Karas Ärger über diese Bosheit des Brückenwärters flammte kurz auf und erlosch dann schlagartig, als sie hinter Angella durch die Lücke ritt und sah, was vor ihnen lag.
Der Anblick war schlicht phantastisch.
Kara hatte die Brücke bisher nur von weitem gesehen, und da war sie ihr wie eine zwar große, aber durchaus gewöhnliche Brücke vorgekommen. Jetzt aber erkannte sie, daß es sich um alles andere, doch nicht um eine gewöhnliche Brücke handelte.
Die Brücke war gewaltig; es mußte auch mehr als einen Zugang geben, denn der Weg, der sich vor ihnen ausbreitete, war mehr als hundert Schritt breit. Rechts und links des aus schweren Bohlen zusammengefügten Weges erhoben sich zwei-, manchmal dreistöckige Gebäude aus Holz und Metall. Die meisten Fenster waren leer und dunkel, aber Kara entdeckte, daß einige dieser Häuser bewohnt waren! Aus Kaminen kräuselte sich graubrauner Rauch, und hier und da gewahrte sie flackernden Feuerschein. Gestalten bewegten sich zwischen den Häusern und auf der Brücke, und ein großer, vierrädriger Karren rollte vorbei, gezogen von zwei gedrungenen, sechsbeinigen Hornköpfen. Kara straffte sich. Sie wußte, daß diese Geschöpfe so harmlos - und intelligent - wie ein Stück Holz waren, aber sie hatte die instinktive Furcht vor den chitingepanzerten Kolossen niemals ganz überwunden.
Kara riß sich vom Anblick des Karrens los und trieb ihr Pferd an, um wieder zu Angella aufzuschließen.
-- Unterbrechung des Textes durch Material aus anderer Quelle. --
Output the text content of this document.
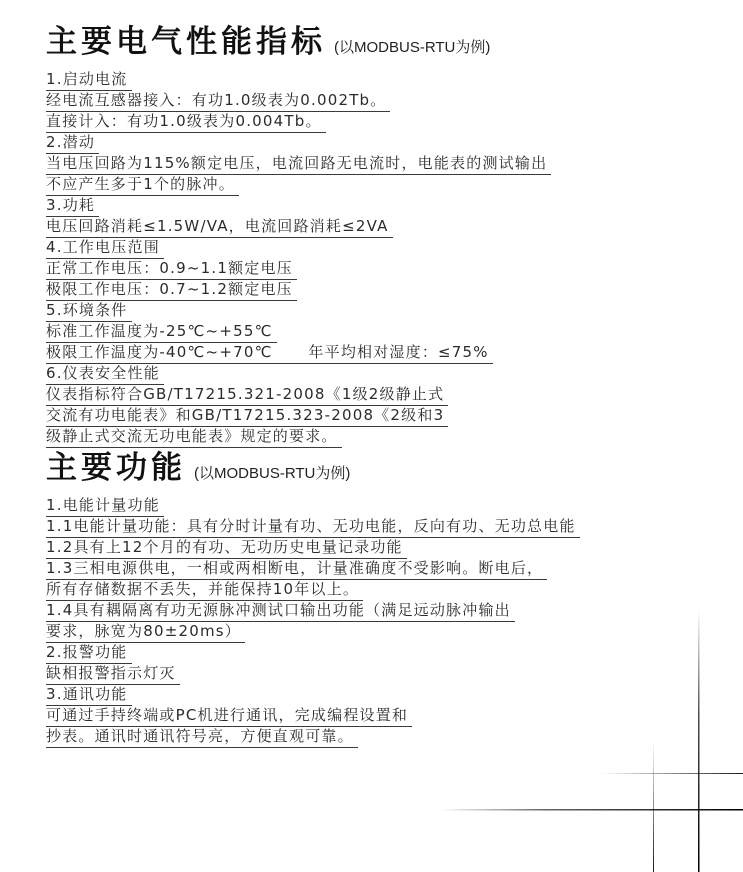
主要电气性能指标 (以MODBUS-RTU为例)
1.启动电流
经电流互感器接入：有功1.0级表为0.002Tb。
直接计入：有功1.0级表为0.004Tb。
2.潜动
当电压回路为115%额定电压，电流回路无电流时，电能表的测试输出
不应产生多于1个的脉冲。
3.功耗
电压回路消耗≤1.5W/VA，电流回路消耗≤2VA
4.工作电压范围
正常工作电压：0.9~1.1额定电压
极限工作电压：0.7~1.2额定电压
5.环境条件
标准工作温度为-25℃~+55℃
极限工作温度为-40℃~+70℃      年平均相对湿度：≤75%
6.仪表安全性能
仪表指标符合GB/T17215.321-2008《1级2级静止式
交流有功电能表》和GB/T17215.323-2008《2级和3
级静止式交流无功电能表》规定的要求。
主要功能 (以MODBUS-RTU为例)
1.电能计量功能
1.1电能计量功能：具有分时计量有功、无功电能，反向有功、无功总电能
1.2具有上12个月的有功、无功历史电量记录功能
1.3三相电源供电，一相或两相断电，计量准确度不受影响。断电后，
所有存储数据不丢失，并能保持10年以上。
1.4具有耦隔离有功无源脉冲测试口输出功能（满足远动脉冲输出
要求，脉宽为80±20ms）
2.报警功能
缺相报警指示灯灭
3.通讯功能
可通过手持终端或PC机进行通讯，完成编程设置和
抄表。通讯时通讯符号亮，方便直观可靠。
Ihr Blick versuchte das jenseitige Ende der Brücke zu finden, aber es gelang ihr nicht.
»Bei allen geflügelten Drachen«, murmelte sie, »wie lang ist dieses Ding?«
»Oh, das weiß niemand so ganz genau«, antwortete Angella. »Sie bauen ständig weiter an der Brücke. Ich denke, sie wird schon einen großen Teil der Stadt überspannen, und sie wächst fast so schnell wie Schelfheim selbst.« Sie machte eine Handbewegung über die Stadt hinweg. »Früher einmal war es wirklich nur eine Brücke, die vom Kontinent hinunter auf den Schelf führte, damit...« Sie lächelte flüchtig. »...die Leute hier eben nicht ihre Pferde auf dem Rücken das Kliff hinuntertragen mußten. Aber mittlerweile ist sie zu einer Straße über der ganzen Stadt geworden. Es gibt Zugänge in fast jedes Viertel; was ganz praktisch ist in einer Stadt, in der die Straßen schneller im Boden versinken, als man sie bauen kann. Die Bewohner nennen sie den Hochweg. Allerdings«, fügte sie auf eine Art hinzu, aus der Kara neben Erstaunen auch noch eine leise Spur von Sorge herauszuhören glaubte, »ich bin selbst ein wenig überrascht, wie schnell die Brücke in den wenigen Jahren gewachsen ist, die ich nicht hier war.«
Karas Blick glitt mit nicht nachlassendem Staunen über die riesige Brückenkonstruktion. Wie fast alle größeren Ansiedlungen - einschließlich Angellas Drachenfeste - war die Stadt auf dem der eigentlichen Welt vorgelagerten Kontinentalschelf errichtet worden; vor zweihunderttausend Jahren, als die Überlebenden der letzten großen Katastrophe aus den Trümmern ihrer Zivilisation herauskrochen und nach einem Ort Ausschau hielten, an dem sie leben konnten. Die schmalen Gürtel zwischen den verbrannten Kontinenten und den gewaltigen Becken der verdampften Ozeane waren die einzigen Teile der Welt gewesen, auf denen Leben überhaupt noch möglich war. Mittlerweile bewohnten Menschen wieder große Teile der Kontinente; es hatte auch Versuche gegeben, Siedlungen in den Bereichen des Schlundes zu errichten, die nicht von Gäa beansprucht wurden. Schelfheim aber war geblieben wie die meisten Städte, weil Schelfheim eben Schelfheim war und nicht Bergheim oder Wüstentor oder Dschungelburg und weil es mit seinen zweihunderttausend Jahren die älteste und auch die größte Stadt war. Nur waren die Gründer der meisten anderen Städte nicht so dumm gewesen, ihre Häuser auf einem drei Meilen hohen Sandhaufen zu errichten, der langsam unter ihnen zerrann.